The most immediate advantage is cost and operational simplicity. Managing separate accounts, separate billing cycles, separate credit systems, and separate interfaces across six platforms is friction that adds up faster than it seems. A single Artlist subscription gives you access to all of them, with one login, one billing relationship, and one interface to learn.
The deeper advantage of using Artlist’s AI video generator platform is creative flexibility without commitment. Different projects genuinely call for different models. A brand campaign that needs cinematic 4K output should be in Veo 3.1. A social content series that needs fast iteration and character consistency should be in Hailuo or Kling. A narrative multi-shot project with complex reference inputs should be in Seedance 2.0. When all of those are in the same place, the decision becomes creative rather than logistical.

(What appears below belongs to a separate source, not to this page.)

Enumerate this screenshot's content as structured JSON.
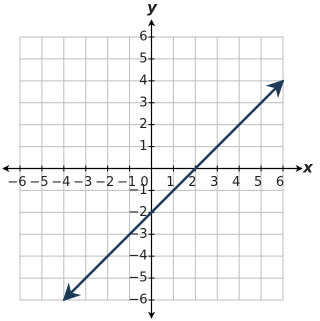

There’s also the broader Artlist ecosystem to consider. Your video generation workflow sits alongside royalty-free music, licensed stock footage, sound effects, AI image generation, and AI voiceover tools in one platform. The content you produce on Artlist’s video models can be paired with music from the same library, cut with stock footage from the same catalog, and exported into a complete asset package without ever leaving the interface.
Key Takeaways
The AI video generation landscape is genuinely multi-model in 2026. No single tool dominates every use case, and the creators who produce the best work are the ones choosing the right model for each specific project. Artlist puts that choice within reach without the overhead of managing a fragmented stack. The models are here. The workflow is one platform. The only thing left is deciding what to make.